Highlights from the management commentary

* Astec Lifesciences: New Herbicide plant has been commissioned in 2QFY22 and commercial production has started. The plant is expected to reach optimum utilization levels in three months. Some of these products are expected to be exported in the next few months.

* GOAGRO was able to pass-on the increase in RM prices with a minor lag.
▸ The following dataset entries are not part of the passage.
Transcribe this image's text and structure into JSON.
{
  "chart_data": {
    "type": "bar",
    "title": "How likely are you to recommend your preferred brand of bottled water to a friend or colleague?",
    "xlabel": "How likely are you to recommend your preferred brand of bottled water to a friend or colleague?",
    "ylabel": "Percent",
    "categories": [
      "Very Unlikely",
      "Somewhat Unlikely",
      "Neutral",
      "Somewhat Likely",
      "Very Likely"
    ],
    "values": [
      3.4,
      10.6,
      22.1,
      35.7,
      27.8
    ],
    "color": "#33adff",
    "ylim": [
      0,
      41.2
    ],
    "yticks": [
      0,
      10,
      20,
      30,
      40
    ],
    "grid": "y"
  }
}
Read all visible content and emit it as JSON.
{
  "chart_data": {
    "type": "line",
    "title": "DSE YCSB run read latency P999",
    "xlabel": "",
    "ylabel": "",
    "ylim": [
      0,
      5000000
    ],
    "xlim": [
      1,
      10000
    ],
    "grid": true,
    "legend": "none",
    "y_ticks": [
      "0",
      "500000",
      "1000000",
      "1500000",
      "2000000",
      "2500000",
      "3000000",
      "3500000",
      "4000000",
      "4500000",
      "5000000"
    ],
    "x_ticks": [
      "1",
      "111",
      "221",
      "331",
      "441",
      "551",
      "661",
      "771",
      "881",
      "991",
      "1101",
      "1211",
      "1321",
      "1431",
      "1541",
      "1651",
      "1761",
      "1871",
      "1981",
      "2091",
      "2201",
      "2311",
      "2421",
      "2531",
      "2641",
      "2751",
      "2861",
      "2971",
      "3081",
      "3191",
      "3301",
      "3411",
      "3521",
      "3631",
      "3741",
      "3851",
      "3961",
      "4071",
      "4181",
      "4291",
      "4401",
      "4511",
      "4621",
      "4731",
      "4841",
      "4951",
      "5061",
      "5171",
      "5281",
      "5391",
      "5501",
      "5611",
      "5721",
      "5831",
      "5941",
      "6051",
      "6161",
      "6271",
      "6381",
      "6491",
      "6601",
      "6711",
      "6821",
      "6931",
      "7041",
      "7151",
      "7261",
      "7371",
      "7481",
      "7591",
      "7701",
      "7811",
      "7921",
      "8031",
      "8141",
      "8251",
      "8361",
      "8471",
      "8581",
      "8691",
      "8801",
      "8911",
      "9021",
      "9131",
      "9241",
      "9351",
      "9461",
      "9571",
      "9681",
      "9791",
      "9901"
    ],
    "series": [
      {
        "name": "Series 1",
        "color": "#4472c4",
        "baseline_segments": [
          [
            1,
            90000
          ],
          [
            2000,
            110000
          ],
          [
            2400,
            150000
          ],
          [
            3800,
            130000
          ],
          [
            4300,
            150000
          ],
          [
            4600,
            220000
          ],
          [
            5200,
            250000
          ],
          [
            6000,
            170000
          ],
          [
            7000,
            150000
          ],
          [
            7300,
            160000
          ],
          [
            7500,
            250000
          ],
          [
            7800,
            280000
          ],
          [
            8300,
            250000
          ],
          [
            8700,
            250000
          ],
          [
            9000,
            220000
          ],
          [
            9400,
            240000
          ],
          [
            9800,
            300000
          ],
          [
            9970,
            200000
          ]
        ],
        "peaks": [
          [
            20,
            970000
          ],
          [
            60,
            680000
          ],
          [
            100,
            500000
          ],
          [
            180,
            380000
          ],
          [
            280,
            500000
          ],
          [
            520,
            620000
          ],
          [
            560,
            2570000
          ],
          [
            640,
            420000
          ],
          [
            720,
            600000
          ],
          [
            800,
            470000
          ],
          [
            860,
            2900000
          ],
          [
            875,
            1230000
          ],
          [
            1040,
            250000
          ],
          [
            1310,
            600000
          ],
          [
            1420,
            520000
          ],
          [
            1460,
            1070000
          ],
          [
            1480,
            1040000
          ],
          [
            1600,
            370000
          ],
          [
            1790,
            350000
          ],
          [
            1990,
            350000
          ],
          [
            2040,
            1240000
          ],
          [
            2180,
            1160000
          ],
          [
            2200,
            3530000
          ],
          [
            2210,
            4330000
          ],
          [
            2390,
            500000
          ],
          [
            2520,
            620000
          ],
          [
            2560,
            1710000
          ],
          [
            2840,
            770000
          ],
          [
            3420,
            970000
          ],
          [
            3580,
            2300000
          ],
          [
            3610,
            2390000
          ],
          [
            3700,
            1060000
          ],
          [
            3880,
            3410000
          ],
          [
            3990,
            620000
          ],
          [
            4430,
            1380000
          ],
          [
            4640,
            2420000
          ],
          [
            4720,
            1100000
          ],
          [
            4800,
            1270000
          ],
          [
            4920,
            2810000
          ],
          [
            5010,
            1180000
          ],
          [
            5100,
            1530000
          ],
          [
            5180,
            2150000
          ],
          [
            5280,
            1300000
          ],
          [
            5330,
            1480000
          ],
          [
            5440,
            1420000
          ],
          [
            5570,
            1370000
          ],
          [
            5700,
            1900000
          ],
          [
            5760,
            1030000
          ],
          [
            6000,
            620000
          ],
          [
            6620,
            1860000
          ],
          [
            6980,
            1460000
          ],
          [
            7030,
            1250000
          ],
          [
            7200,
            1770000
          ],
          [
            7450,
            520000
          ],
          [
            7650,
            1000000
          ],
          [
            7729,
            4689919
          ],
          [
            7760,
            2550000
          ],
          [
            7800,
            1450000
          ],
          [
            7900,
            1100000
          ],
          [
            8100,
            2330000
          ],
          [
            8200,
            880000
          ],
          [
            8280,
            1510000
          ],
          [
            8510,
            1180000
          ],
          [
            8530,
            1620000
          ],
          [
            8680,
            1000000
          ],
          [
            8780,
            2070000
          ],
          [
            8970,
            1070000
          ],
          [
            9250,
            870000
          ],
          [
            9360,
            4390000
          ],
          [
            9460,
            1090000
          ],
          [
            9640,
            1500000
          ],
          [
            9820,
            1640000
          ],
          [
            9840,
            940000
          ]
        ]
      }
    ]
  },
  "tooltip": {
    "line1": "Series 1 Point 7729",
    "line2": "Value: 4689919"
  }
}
The company has 3-4 months of soya and protein inventory (low cost), which aided its quarterly performance.

Astec Lifesciences: Revenue/EBITDA declined by 34%/30% YoY due to closure of the plant on account of floods for ~15 days and global container shortage, which limited its ability to ship goods on time, resulting in deferment of sales.

 

Valuation and view

* The Crop Protection business is likely to do well going forward, due to: a) product launches in the standalone business (over the next 1-2 years), b) correction in RM prices, with an improvement in logistics operations, c) better performance in Astec Lifesciences owing to its expertise in triazole chemistry, and c) commencement of a new Herbicide plant.

* Performance in the Animal Feed segment was affected due to lower demand from the HORECA segment due to the COVID-19 outbreak and increase in commodity prices. Going forward, it is expected to deliver a better performance v/s FY21 on a low base.

* We reduce our FY22E/FY23E earnings estimate by 9%/8%, factoring in its 2QFY22 performance. We value the stock on a SoTP basis to arrive at our TP of INR755 per share. We maintain our Buy rating.